The Lost Nostalgias, Esteban Rodríguez, CavanKerry Press, 2025, pgs 98, $18, ISBN: 9-781960-327116, reviewed by cloud cardona
Esteban Rodríguez knows a lot about love letters. For one, Love Letter is the name of the coffee shop he co-runs with his wife in McAllen, TX. Rodríguez’s latest poetry collection, The Lost Nostalgias is also a love letter to the RGV. This collection navigates us into the memories of Rodríguez’s childhood and odes to his parents, detailing their successes and struggles. Rodríguez’s collection is a love letter not only to the narrator’s family, but to all immigrant families who carve out a life for their families in the U.S.
The first two lines of The Lost Nostalgias read, “When my mother would open her mouth, / I’d imagine a set of fossils, yellowed.” Rodriguez details his mother’s teeth troubles, suffering from cavities and plaque and pulled out teeth, that was perhaps caused by her smoking habit or maybe by some “old country curse,” which is also the title of the first section. Just as he imagines his mother’s dentist as an archaeologist, Rodriguez also works as an archaeologist, excavating his past throughout this collection.
Throughout The Lost Nostalgias, Rodriguez reflects on his adolescence both with care and perspective. In “Tongue,” one of the first poems of the collection, Rodriguez catalogs the way his parents, especially his mother, mispronounced English words like: explain like “esplain,” beach like “bitch,” congratulations like “congrachoolashuns,” and adding the past tense “ed” to words that don’t need it. He sets up “Tongue” with a memory with his mother:
And so why not move into lecture, laugh
when my mother says esplain, the x trapped
in the back of her mouth. Why not cut her off,
say, with such authority, It’s explain, Mom.
In his retelling of this memory, Rodriguez captures that teenage feeling of smugness at the beginning of his poem. His use of anaphora, the “why not”s build into this moment in the poem that cascades to the end of the section. On the last “why not,” he reflects on helping her at a governmental appointment, “she would again turn to me, expect, / because I knew so much, / to make that English / less useless, less harsh.” What I most admire about this poem is how he reframes his parents’ mispronunciations. In the third section of the poem titled “Beach,” Rodríguez adds a sense of sweetness and admiration through his use of end rhyme, “because I know, regardless of what she can / and cannot say, she’ll speak with a confidence / I can only hope to convey.”

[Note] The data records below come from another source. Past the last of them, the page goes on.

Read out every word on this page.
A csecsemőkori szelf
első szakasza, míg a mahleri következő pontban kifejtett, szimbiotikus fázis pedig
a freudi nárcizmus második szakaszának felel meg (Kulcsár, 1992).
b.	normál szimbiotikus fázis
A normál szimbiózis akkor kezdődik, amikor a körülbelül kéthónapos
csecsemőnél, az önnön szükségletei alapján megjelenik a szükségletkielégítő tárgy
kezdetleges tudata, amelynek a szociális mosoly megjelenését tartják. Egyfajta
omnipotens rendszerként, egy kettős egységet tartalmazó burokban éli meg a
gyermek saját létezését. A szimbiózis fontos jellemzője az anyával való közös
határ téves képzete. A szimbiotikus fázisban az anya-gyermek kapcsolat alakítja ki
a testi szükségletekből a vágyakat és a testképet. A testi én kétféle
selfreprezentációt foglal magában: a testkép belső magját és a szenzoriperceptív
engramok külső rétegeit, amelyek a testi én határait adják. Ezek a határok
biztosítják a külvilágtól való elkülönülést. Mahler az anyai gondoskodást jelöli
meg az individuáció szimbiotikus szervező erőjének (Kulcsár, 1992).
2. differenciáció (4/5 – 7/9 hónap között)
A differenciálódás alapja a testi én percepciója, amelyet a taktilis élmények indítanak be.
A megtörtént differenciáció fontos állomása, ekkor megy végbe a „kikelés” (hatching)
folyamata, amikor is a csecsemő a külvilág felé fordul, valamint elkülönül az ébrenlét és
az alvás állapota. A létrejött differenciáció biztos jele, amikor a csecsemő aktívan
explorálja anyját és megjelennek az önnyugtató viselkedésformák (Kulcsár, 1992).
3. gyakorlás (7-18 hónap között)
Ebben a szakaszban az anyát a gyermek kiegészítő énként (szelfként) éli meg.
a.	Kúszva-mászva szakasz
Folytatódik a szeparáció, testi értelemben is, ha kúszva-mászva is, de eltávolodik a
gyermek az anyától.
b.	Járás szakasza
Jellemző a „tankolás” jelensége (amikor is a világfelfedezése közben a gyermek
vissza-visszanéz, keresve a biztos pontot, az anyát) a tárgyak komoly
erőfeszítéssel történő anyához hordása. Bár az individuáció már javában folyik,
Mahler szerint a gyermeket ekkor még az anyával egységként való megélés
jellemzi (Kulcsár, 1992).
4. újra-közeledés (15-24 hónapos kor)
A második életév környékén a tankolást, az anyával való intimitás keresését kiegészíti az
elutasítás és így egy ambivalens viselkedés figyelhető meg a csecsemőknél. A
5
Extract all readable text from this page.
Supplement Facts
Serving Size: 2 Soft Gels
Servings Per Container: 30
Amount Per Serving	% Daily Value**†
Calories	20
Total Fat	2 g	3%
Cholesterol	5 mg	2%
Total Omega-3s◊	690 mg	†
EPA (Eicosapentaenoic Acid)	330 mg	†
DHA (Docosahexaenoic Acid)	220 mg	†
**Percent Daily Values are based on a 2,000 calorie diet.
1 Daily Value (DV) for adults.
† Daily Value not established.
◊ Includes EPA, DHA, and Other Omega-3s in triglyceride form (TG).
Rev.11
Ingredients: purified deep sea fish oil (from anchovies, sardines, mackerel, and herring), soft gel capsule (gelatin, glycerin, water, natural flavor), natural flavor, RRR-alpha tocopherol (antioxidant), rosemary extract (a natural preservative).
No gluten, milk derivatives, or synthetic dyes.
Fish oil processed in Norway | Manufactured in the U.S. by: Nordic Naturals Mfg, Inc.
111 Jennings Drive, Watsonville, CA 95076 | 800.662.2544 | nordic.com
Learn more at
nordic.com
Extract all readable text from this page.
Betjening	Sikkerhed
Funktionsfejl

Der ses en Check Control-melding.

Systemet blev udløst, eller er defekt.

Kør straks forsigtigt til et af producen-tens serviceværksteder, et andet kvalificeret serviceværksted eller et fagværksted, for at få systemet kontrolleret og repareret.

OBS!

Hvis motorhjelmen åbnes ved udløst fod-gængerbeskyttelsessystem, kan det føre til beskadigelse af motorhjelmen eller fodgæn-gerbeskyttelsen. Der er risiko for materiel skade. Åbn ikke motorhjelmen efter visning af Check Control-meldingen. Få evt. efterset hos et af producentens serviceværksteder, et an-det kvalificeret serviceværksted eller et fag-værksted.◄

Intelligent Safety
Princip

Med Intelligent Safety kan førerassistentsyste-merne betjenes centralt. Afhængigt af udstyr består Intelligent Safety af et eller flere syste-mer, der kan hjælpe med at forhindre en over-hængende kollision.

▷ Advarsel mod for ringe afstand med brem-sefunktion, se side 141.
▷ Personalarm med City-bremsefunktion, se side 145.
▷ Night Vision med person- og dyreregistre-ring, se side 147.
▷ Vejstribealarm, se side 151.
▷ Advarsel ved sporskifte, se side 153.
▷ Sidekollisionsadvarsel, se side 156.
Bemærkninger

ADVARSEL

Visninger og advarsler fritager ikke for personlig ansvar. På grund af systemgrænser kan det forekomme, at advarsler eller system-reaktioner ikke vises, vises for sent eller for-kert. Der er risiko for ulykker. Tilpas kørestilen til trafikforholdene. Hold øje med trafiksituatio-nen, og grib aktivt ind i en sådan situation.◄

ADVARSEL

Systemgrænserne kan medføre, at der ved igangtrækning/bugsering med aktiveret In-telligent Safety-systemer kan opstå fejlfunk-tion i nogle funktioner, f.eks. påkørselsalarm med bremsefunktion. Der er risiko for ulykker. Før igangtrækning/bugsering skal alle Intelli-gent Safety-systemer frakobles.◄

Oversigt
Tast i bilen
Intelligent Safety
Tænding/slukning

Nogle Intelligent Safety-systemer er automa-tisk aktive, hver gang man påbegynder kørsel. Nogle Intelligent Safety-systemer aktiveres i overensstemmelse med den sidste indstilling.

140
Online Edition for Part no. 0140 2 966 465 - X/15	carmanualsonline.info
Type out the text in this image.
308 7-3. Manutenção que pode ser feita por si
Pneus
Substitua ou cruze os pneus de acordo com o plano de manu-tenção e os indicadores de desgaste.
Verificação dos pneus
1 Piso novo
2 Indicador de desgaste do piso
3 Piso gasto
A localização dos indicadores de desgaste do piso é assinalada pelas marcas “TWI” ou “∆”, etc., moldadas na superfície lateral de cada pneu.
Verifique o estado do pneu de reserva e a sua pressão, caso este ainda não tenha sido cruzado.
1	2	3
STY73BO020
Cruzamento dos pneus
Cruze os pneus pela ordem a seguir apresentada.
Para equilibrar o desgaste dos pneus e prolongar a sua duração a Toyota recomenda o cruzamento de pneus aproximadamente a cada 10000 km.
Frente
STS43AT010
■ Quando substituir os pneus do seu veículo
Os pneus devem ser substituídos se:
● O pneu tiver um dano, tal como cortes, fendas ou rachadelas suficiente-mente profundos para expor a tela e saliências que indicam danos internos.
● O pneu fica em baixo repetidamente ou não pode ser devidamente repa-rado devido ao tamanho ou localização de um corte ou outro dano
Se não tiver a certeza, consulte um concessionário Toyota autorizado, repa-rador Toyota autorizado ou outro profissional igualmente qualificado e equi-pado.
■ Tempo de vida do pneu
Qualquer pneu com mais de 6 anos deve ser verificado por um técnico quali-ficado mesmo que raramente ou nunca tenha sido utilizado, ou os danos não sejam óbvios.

In section two, “At The Feet of the Empty-Handed,” Rodriguez recalls memories of his father and his own relationship to masculinity. The section ends with “Bury,” a poem that describes his father buying a baseball bat at a yard sale and later swinging it at empty cans and old car parts. Rodríguez closes the poem and the section with these couplets:
over his head, and will all his strength,
smashing the ground till he made a hole,
one, I believed, where he could bury
If not his anger, then at least his regret—
everything he could have done, every
version of himself he could have been.
Rodríguez has mastered volta, shining in the emotional turns and endings of his poems. He shifts from this mundane memory of his father going to a garage sale into a larger observation about his father’s frustration with himself, swinging at “what / had long been ignored.”
In the collection’s last section, “Secondhand Eulogies,” Rodriguez reflects on ancestors, ranging from retellings of grandparents crossing over to the U.S. to his abuelo’s memories of Vietnam. In one of my favorite poems of the collection, “Narratives,” Rodríguez reflects on how his family tends to dramatize their experiences. Rodríguez ponders,
Isn’t this how stories go? Aren’t narratives
always changed? Doesn’t the teller hide
the truth at first, when they feel they have
the right to heal, peel back the surface,
reveal every detail, every second of pain.
And don’t some exaggerate as well,
feel the need to up the stakes, like my uncle,
who when he talks about the hard time
he did, means his one night in jail.
What Rodriguez here captures is the “telenovela feeling” that many Mexican-American families may be familiar with. He ends “Narratives” with a return to the self, detailing the lies he told “when I tell my mother that the bruises / on my neck aren’t hickeyes at all, / but the aftermath of mosquito bites.”
The last image in The Lost Nostalgias is of Rodriguez’s father, proudly standing in the yard of his new house, imagining that all his hard labor had paid off. Rodríguez writes:
this three-bedroom
two bath, this finished driveway
and thick green lawn, yes,
this was the best reward.
After finishing this book, I felt a sense of kinship and joy for families like the one described in The Lost Nostalgias. Rodríguez paints an honest portrait of his family without romanticizing the struggle. He shares both the ugly truths and their moments of vulnerability. The Lost Nostalgias invites us to sit outside and feel pride in what our hands have accomplished.